Juvandia Moreira Leite – Sim, todos os bancos agora podem abrir suas “biboquinhas”, sem precisar de farmácia ou supermercado, por exemplo. Antes da norma, eles contratavam como correspondentes empresas cuja atividade principal não era a bancária. Essa regra caiu, abrindo duas possibilidades: 1) o banco cria correspondentes bancários dentro do próprio conglomerado; ou 2) contrata uma empresa que faça exclusivamente serviços bancários. Ou seja, se você quiser criar uma empresa para prestar serviços bancários aos bancos, agora pode.

Viomundo – Liberou geral?

Juvandia Moreira Leite – Os critérios para a contratação de correspondentes estão cada vez menos rígidos. Os próprios bancos podem agora abri-los. Para ganhar mais dinheiro, vão preferir abrir um correspondente a uma agência, já que não precisam seguir as normas de segurança bancária nem os direitos trabalhistas dos bancários. Por isso, agora, os próprios bancos poderão ter as suas “biboquinhas”.

Viomundo — Os trabalhadores dos correspondentes têm consciência da exploração a que são submetidos?

Juvandia Moreira Leite — Apesar da carga de trabalho muito maior, eles não têm consciência do valor que agregam à instituição financeira sem receber um tostão a mais por isso. Mas já há casos de ex-funcionários que acionaram a Justiça, pedindo a equiparação de direitos com a categoria bancária.  Boa parte deles tem ganhado a causa.

Viomundo – Quer dizer que o BC acaba legislando sobre relações do trabalho?
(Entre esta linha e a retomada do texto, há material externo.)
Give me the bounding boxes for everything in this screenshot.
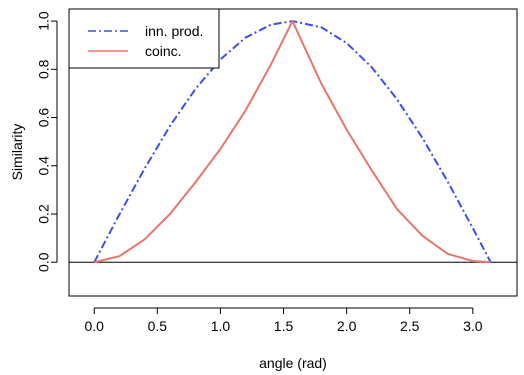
plot-frame xyxy=(68,8,518,297)
legend: inn. prod. coinc. xyxy=(68,8,220,69)
y-tick-label: 0.6 xyxy=(36,108,52,128)
x-axis-label: angle (rad) xyxy=(259,355,327,371)
series-line-coinc xyxy=(94,20,491,264)
legend-label-inn-prod: inn. prod. xyxy=(145,23,203,39)
y-axis-label: Similarity xyxy=(9,124,25,181)
x-tick-label: 0.0 xyxy=(85,318,105,334)
x-tick-label: 2.0 xyxy=(337,318,357,334)
x-tick-label: 2.5 xyxy=(400,318,420,334)
x-axis: 0.0 0.5 1.0 1.5 2.0 2.5 3.0 xyxy=(85,307,483,334)
y-tick-label: 1.0 xyxy=(36,11,52,31)
series-layer xyxy=(93,20,492,264)
x-tick-label: 1.5 xyxy=(274,318,294,334)
x-tick-label: 1.0 xyxy=(211,318,231,334)
y-tick-label: 0.4 xyxy=(36,156,52,176)
y-tick-label: 0.0 xyxy=(36,252,52,272)
y-axis: 0.0 0.2 0.4 0.6 0.8 1.0 xyxy=(36,11,58,272)
x-tick-label: 3.0 xyxy=(463,318,483,334)
y-tick-label: 0.8 xyxy=(36,59,52,79)
y-tick-label: 0.2 xyxy=(36,204,52,224)
legend-label-coinc: coinc. xyxy=(145,43,182,59)
x-tick-label: 0.5 xyxy=(148,318,168,334)
legend-box xyxy=(68,8,220,69)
Juvandia Moreira Leite – Da forma como atua, sim, pois possibilita a alteração do contrato de trabalho. Com estas normas, o BC está criando uma função de trabalho, sem regulamentação. E, assim, está extrapolando seu papel que é fiscalizar e regular a atuação dos bancos e não de legislar sobre questões trabalhistas.

Viomundo – A que sindicato os funcionários de correspondentes deveriam recorrer para acionar a Justiça?

Juvandia Moreira Leite – Depende do local de trabalho. Se ele trabalha em loja, é representado pelos comerciários; em banco postal, pelo sindicato dos Correios.

Viomundo – E vocês o que pretendem fazer em relação à nova norma do BC?

Juvandia Moreira Leite –  Estamos estudando medidas judiciais para contrapor essa ação do Banco Central, uma vez que o órgão está extrapolando sua função. Seguiremos, promovendo o debate com a sociedade, para mostrar que correspondente bancário deve servir para inclusão bancária e não para precarização do emprego e da prestação de serviço. Levaremos também essa pauta ao Congresso Nacional e ao governo federal.